Can I do that? Can I be the man that Layla needs me to be? Heck yes! I have my father, my brother, and my grandfathers that have taught me many lessons about what it is to be a good, caring father. I also have my Heavenly Father that teaches me (if I will listen). I am prepared. Now, I can only hope to execute.
One thing, my father taught me, not with a speech or a spanking, but with his actions (the absolute best teaching tools) was to take interest in your child’s interests. I remember him blowing off his Saturday plans of fixing things around the farm, to take me 2 1/2 hours away to Charlotte to look at a couple of folding tables covered with baseball cards. Later in life, he took me to Salisbury to order my first “real” guitar…heck, he even got me a banjo! Whatever goofy notion got into my head, he helped me to try to achieve it and, no, that isn’t illustrated with him buying me instruments, so much as it was shown by him taking my dreams seriously…sometimes moreso than even I did. I hope I can do that.
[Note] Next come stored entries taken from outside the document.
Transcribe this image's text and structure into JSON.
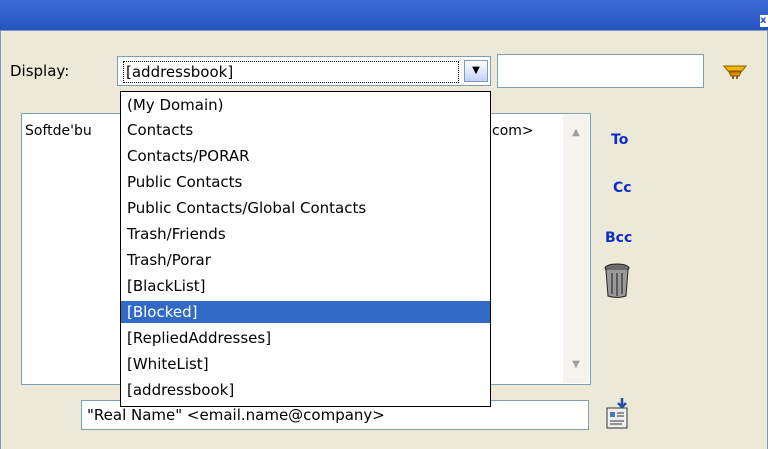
{
  "window": {
    "close_glyph": "x"
  },
  "display": {
    "label": "Display:",
    "selected_value": "[addressbook]"
  },
  "search": {
    "value": ""
  },
  "list": {
    "partial_row_text": "Softde'bu",
    "partial_row_tail": "com>"
  },
  "recipients": {
    "to_label": "To",
    "cc_label": "Cc",
    "bcc_label": "Bcc"
  },
  "address_input": {
    "value": "\"Real Name\" <email.name@company>"
  },
  "dropdown": {
    "selected_index": 9,
    "items": [
      "(My Domain)",
      "Contacts",
      "Contacts/PORAR",
      "Public Contacts",
      "Public Contacts/Global Contacts",
      "Trash/Friends",
      "Trash/Porar",
      "[BlackList]",
      "[Blocked]",
      "[RepliedAddresses]",
      "[WhiteList]",
      "[addressbook]"
    ]
  },
  "colors": {
    "selection": "#316ac5",
    "link": "#0b2fc8",
    "titlebar": "#2754c0"
  }
}
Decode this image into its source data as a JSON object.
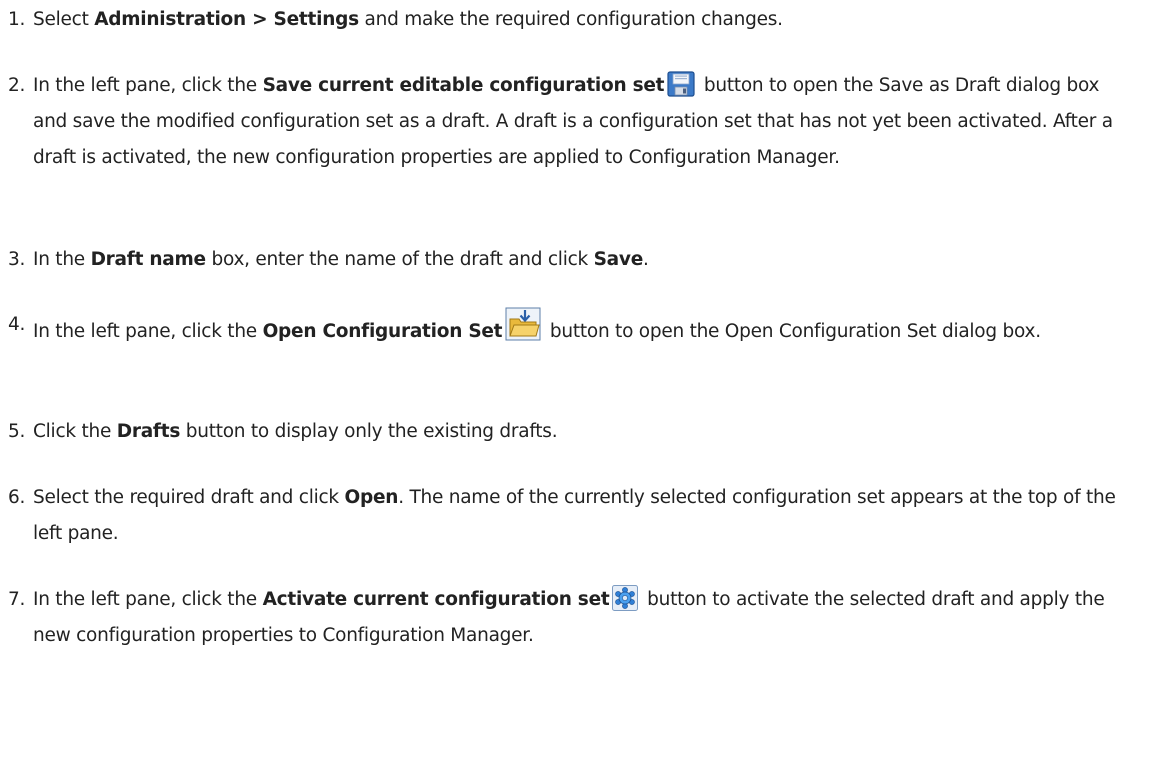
{
  "steps": [
    {
      "num": "1.",
      "a": "Select ",
      "b1": "Administration > Settings",
      "c": " and make the required configuration changes."
    },
    {
      "num": "2.",
      "a": "In the left pane, click the ",
      "b1": "Save current editable configuration set",
      "icon": "save-floppy-icon",
      "c": " button to open the Save as Draft dialog box and save the modified configuration set as a draft. A draft is a configuration set that has not yet been activated. After a draft is activated, the new configuration properties are applied to Configuration Manager."
    },
    {
      "num": "3.",
      "a": "In the ",
      "b1": "Draft name",
      "c": " box, enter the name of the draft and click ",
      "b2": "Save",
      "d": "."
    },
    {
      "num": "4.",
      "a": "In the left pane, click the ",
      "b1": "Open Configuration Set",
      "icon": "open-folder-icon",
      "c": " button to open the Open Configuration Set dialog box."
    },
    {
      "num": "5.",
      "a": "Click the ",
      "b1": "Drafts",
      "c": " button to display only the existing drafts."
    },
    {
      "num": "6.",
      "a": "Select the required draft and click ",
      "b1": "Open",
      "c": ". The name of the currently selected configuration set appears at the top of the left pane."
    },
    {
      "num": "7.",
      "a": "In the left pane, click the ",
      "b1": "Activate current configuration set",
      "icon": "activate-gear-icon",
      "c": " button to activate the selected draft and apply the new configuration properties to Configuration Manager."
    }
  ]
}
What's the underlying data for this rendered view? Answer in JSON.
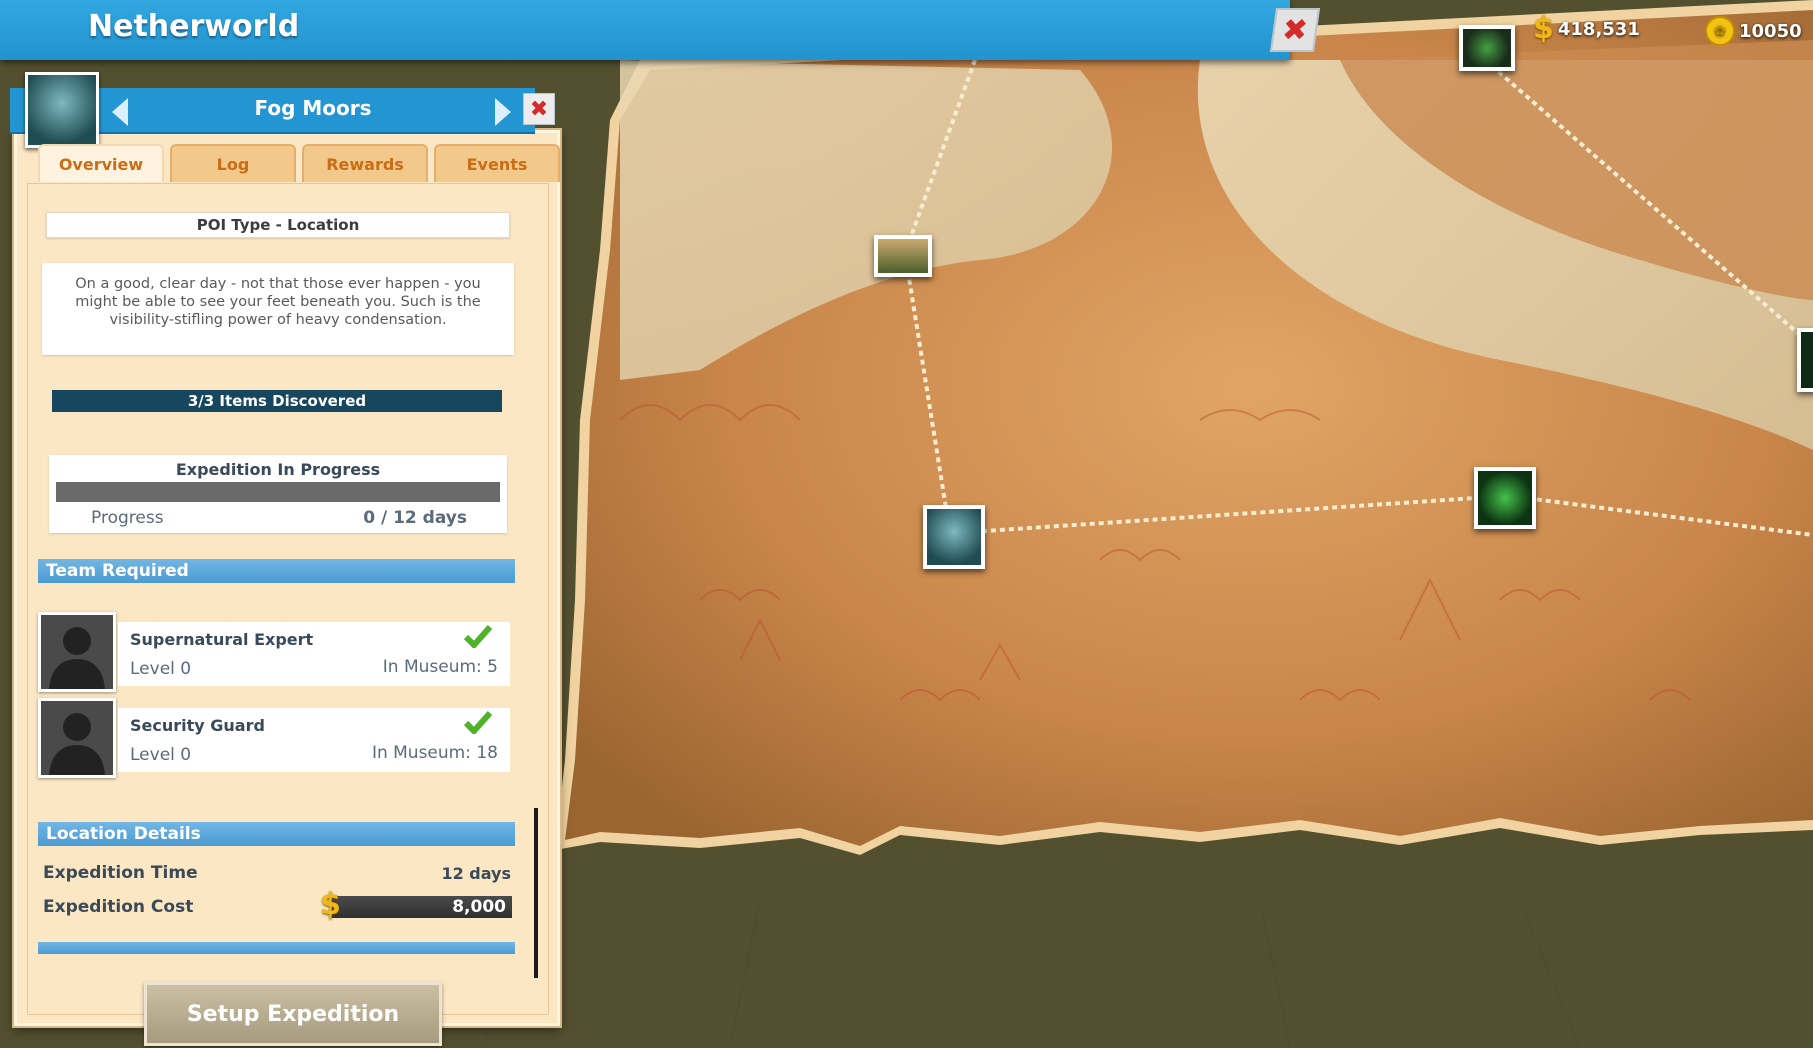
{
  "header": {
    "title": "Netherworld",
    "close_symbol": "✖"
  },
  "currency": {
    "money": "418,531",
    "coins": "10050",
    "money_icon": "dollar-icon",
    "coin_icon": "coin-icon"
  },
  "panel": {
    "location_name": "Fog Moors",
    "close_symbol": "✖",
    "tabs": [
      {
        "label": "Overview",
        "active": true
      },
      {
        "label": "Log",
        "active": false
      },
      {
        "label": "Rewards",
        "active": false
      },
      {
        "label": "Events",
        "active": false
      }
    ],
    "poi_type": "POI Type - Location",
    "description": "On a good, clear day - not that those ever happen - you might be able to see your feet beneath you. Such is the visibility-stifling power of heavy condensation.",
    "items_discovered": "3/3 Items Discovered",
    "expedition": {
      "title": "Expedition In Progress",
      "progress_label": "Progress",
      "progress_value": "0 / 12 days",
      "progress_fraction": 0
    },
    "team_section": "Team Required",
    "team": [
      {
        "role": "Supernatural Expert",
        "level": "Level 0",
        "museum": "In Museum: 5",
        "met": true
      },
      {
        "role": "Security Guard",
        "level": "Level 0",
        "museum": "In Museum: 18",
        "met": true
      }
    ],
    "details_section": "Location Details",
    "details": {
      "time_label": "Expedition Time",
      "time_value": "12 days",
      "cost_label": "Expedition Cost",
      "cost_value": "8,000"
    },
    "setup_button": "Setup Expedition"
  },
  "colors": {
    "header_blue": "#2395d2",
    "parchment": "#fbe7c4",
    "tab_text": "#c96d16",
    "check_green": "#4fb32a",
    "close_red": "#d42a2a"
  }
}
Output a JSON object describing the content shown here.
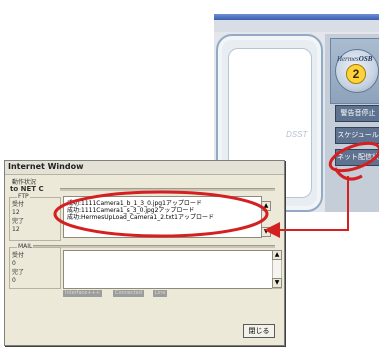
{
  "background_app": {
    "logo_text": "Hermes",
    "logo_suffix": "OSB",
    "logo_number": "2",
    "panel_mark": "DSST",
    "buttons": [
      "警告音停止",
      "スケジュール",
      "ネット配信状"
    ]
  },
  "dialog": {
    "title": "Internet Window",
    "status_heading": "動作状況",
    "to_net": "to NET C",
    "ftp": {
      "label": "FTP",
      "received_label": "受付",
      "received_value": "12",
      "completed_label": "完了",
      "completed_value": "12",
      "log_lines": [
        "成功:1111Camera1_b_1_3_0.jpg1アップロード",
        "成功:1111Camera1_s_3_0.jpg2アップロード",
        "成功:HermesUpLoad_Camera1_2.txt1アップロード"
      ]
    },
    "mail": {
      "label": "MAIL",
      "received_label": "受付",
      "received_value": "0",
      "completed_label": "完了",
      "completed_value": "0"
    },
    "status_chips": [
      "Interface+++",
      "Connected",
      "Line"
    ],
    "close_label": "閉じる"
  },
  "colors": {
    "annotation": "#d42020",
    "dialog_bg": "#ece9d8",
    "sidebar_button": "#5f7390"
  }
}
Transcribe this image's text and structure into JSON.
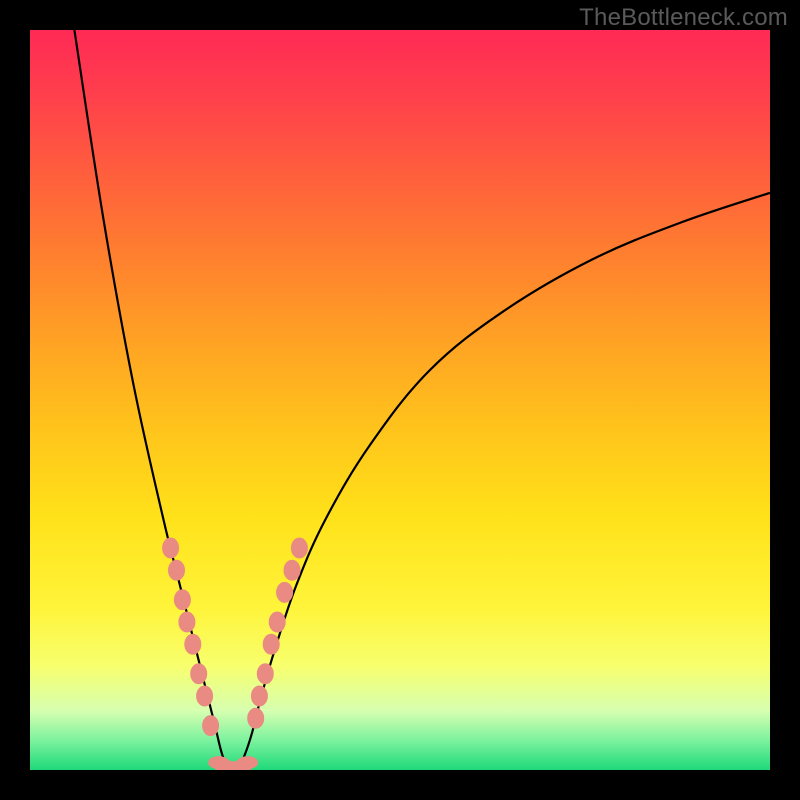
{
  "watermark": "TheBottleneck.com",
  "colors": {
    "frame": "#000000",
    "curve": "#000000",
    "dot": "#e98b82",
    "gradient_top": "#ff2a55",
    "gradient_bottom": "#1fd97a"
  },
  "chart_data": {
    "type": "line",
    "title": "",
    "xlabel": "",
    "ylabel": "",
    "xlim": [
      0,
      100
    ],
    "ylim": [
      0,
      100
    ],
    "annotations": [
      "TheBottleneck.com"
    ],
    "description": "V-shaped bottleneck curve over red-to-green vertical gradient; minimum near x≈27 at y≈0; left branch rises steeply to y=100 at x≈6; right branch rises and asymptotes near y≈78 at x=100.",
    "series": [
      {
        "name": "bottleneck-curve",
        "x": [
          6,
          10,
          14,
          18,
          20,
          22,
          24,
          25,
          26,
          27,
          28,
          29,
          30,
          31,
          33,
          36,
          40,
          46,
          54,
          64,
          76,
          88,
          100
        ],
        "y": [
          100,
          74,
          52,
          34,
          26,
          18,
          10,
          6,
          2,
          0,
          0,
          2,
          5,
          9,
          16,
          25,
          34,
          44,
          54,
          62,
          69,
          74,
          78
        ]
      }
    ],
    "markers": {
      "name": "highlighted-points",
      "left_branch": [
        {
          "x": 19.0,
          "y": 30
        },
        {
          "x": 19.8,
          "y": 27
        },
        {
          "x": 20.6,
          "y": 23
        },
        {
          "x": 21.2,
          "y": 20
        },
        {
          "x": 22.0,
          "y": 17
        },
        {
          "x": 22.8,
          "y": 13
        },
        {
          "x": 23.6,
          "y": 10
        },
        {
          "x": 24.4,
          "y": 6
        }
      ],
      "right_branch": [
        {
          "x": 30.5,
          "y": 7
        },
        {
          "x": 31.0,
          "y": 10
        },
        {
          "x": 31.8,
          "y": 13
        },
        {
          "x": 32.6,
          "y": 17
        },
        {
          "x": 33.4,
          "y": 20
        },
        {
          "x": 34.4,
          "y": 24
        },
        {
          "x": 35.4,
          "y": 27
        },
        {
          "x": 36.4,
          "y": 30
        }
      ],
      "bottom_flat": [
        {
          "x": 25.5,
          "y": 1.0
        },
        {
          "x": 26.3,
          "y": 0.5
        },
        {
          "x": 27.0,
          "y": 0.3
        },
        {
          "x": 27.8,
          "y": 0.3
        },
        {
          "x": 28.6,
          "y": 0.5
        },
        {
          "x": 29.4,
          "y": 1.0
        }
      ]
    }
  }
}
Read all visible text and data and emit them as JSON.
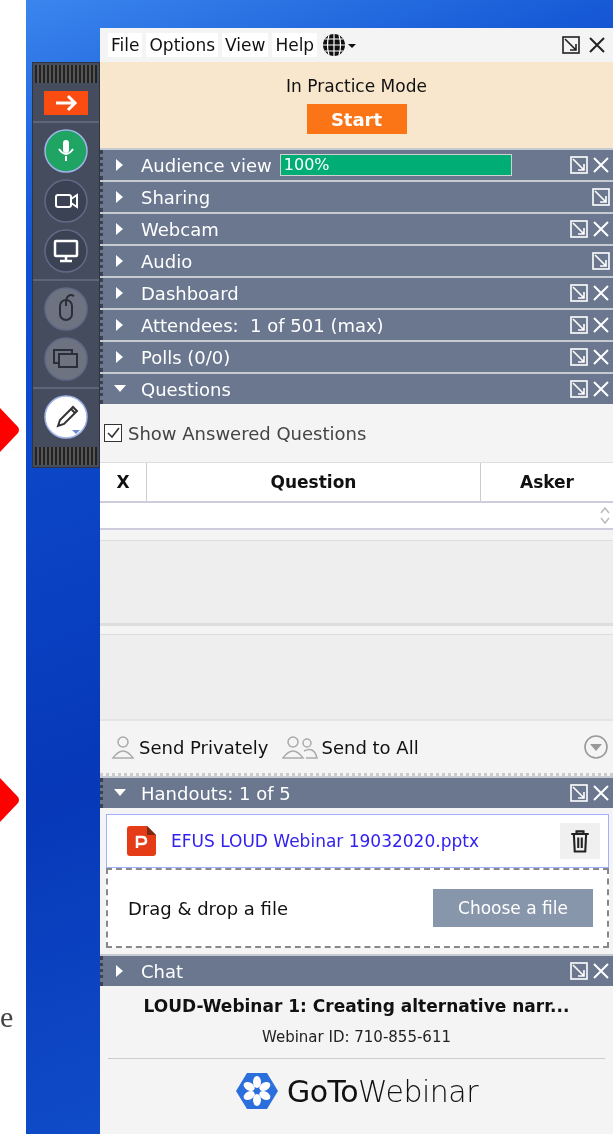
{
  "margin_text": "e",
  "toolbar": {
    "groups": [
      [
        {
          "kind": "arrow",
          "on": true,
          "disabled": false
        }
      ],
      [
        {
          "kind": "mic",
          "on": true,
          "disabled": false
        },
        {
          "kind": "camera",
          "on": false,
          "disabled": false
        },
        {
          "kind": "screen",
          "on": false,
          "disabled": false
        }
      ],
      [
        {
          "kind": "mouse",
          "on": false,
          "disabled": true
        },
        {
          "kind": "screens",
          "on": false,
          "disabled": true
        }
      ],
      [
        {
          "kind": "pencil",
          "on": true,
          "disabled": false
        }
      ]
    ]
  },
  "menu": [
    "File",
    "Options",
    "View",
    "Help"
  ],
  "practice": {
    "status": "In Practice Mode",
    "button": "Start"
  },
  "sections": [
    {
      "kind": "plain",
      "title": "Audience view",
      "expanded": false,
      "closable": true,
      "progress": {
        "level": 1,
        "text": "100%"
      }
    },
    {
      "kind": "plain",
      "title": "Sharing",
      "expanded": false,
      "closable": false
    },
    {
      "kind": "plain",
      "title": "Webcam",
      "expanded": false,
      "closable": true
    },
    {
      "kind": "plain",
      "title": "Audio",
      "expanded": false,
      "closable": false
    },
    {
      "kind": "plain",
      "title": "Dashboard",
      "expanded": false,
      "closable": true
    },
    {
      "kind": "plain",
      "title": "Attendees:  1 of 501 (max)",
      "expanded": false,
      "closable": true
    },
    {
      "kind": "plain",
      "title": "Polls (0/0)",
      "expanded": false,
      "closable": true
    },
    {
      "kind": "questions",
      "title": "Questions",
      "expanded": true,
      "closable": true,
      "show_answered": {
        "label": "Show Answered Questions",
        "checked": true
      },
      "columns": [
        "X",
        "Question",
        "Asker"
      ],
      "send": [
        "Send Privately",
        "Send to All"
      ]
    },
    {
      "kind": "handouts",
      "title": "Handouts: 1 of 5",
      "expanded": true,
      "closable": true,
      "file": "EFUS LOUD Webinar 19032020.pptx",
      "drop_text": "Drag & drop a file",
      "choose_button": "Choose a file"
    },
    {
      "kind": "plain",
      "title": "Chat",
      "expanded": false,
      "closable": true
    }
  ],
  "footer": {
    "title": "LOUD-Webinar 1: Creating alternative narr...",
    "webinar_id": "Webinar ID: 710-855-611",
    "logo": "**GoTo**Webinar"
  }
}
So, what did I do on Father’s day? Well I didn’t pay enough attention to the sermon Sunday morning because I got distracted. I caught a few things mind you and I apologize to you Lord, but I was distracted. You see, my daughter started to get a little antsy sitting in her carseat, so I picked her up. I shuffled her around a little and eventually stood her on my legs with her back to me. I held her there, my hands under her arms, fingers spread across her ribcage and my thumbs against her backat the bottom of her shoulder blades. It was then that I noticed that my hands encompassed her. I felt her little ribcage swell and release with the life that I helped give her and I thought back to one of my early childhood memories of laying of my grandfather’s lap, my chest to his, sleepily feeling his chest rise and fall for the umpteenth time in his 60-plus year lifetime. I lay there and tried to time my breathing to his so we could move as one. You see, he taught me to enjoy baseball and the last thing I did with him was watch the Blue Jays beat the Yankees on the television in his hospital room. That’s why the picture above is a favorite of mine. I hope that Layla enjoys the game like I do. I look forward to teaching her to score a game, to watch the nuances of the game, to enjoy a restful day at the ballpark. This picture, though, also reminds me that there is a very good chance that my daughter will not like baseball or playing guitar or anything else that I like…and that is okay. In fact that’s wonderful, because she is her own person. This picture reminds me that no matter what outfits I get her or how I set her up and metaphorically “pose” her, she is her own person and I hope that I help to prepare her to make her own decisions in her life. With that in mind, I will be more than happy to skip the “Will Call” window at the Durham Bulls stadium to sit in an auditorium and watch my little girl dance or sing or whatever she chooses to do. I want her to dream more than I did. I want to do what I can to help her dreams decome reality and I want to prepare her for the dreams that do fall short.
What else has my first Father’s day taught me? Well, now I know a little bit more about what it means to love like God loves me. I love my Layla tremendously and that is but a tiny droplet in a bucket compared to how much God loves me. I pray that my droplet…in that huge bucket…gets larger over time.
Happy Father’s day. I hope that I’m a little more prepared for next year.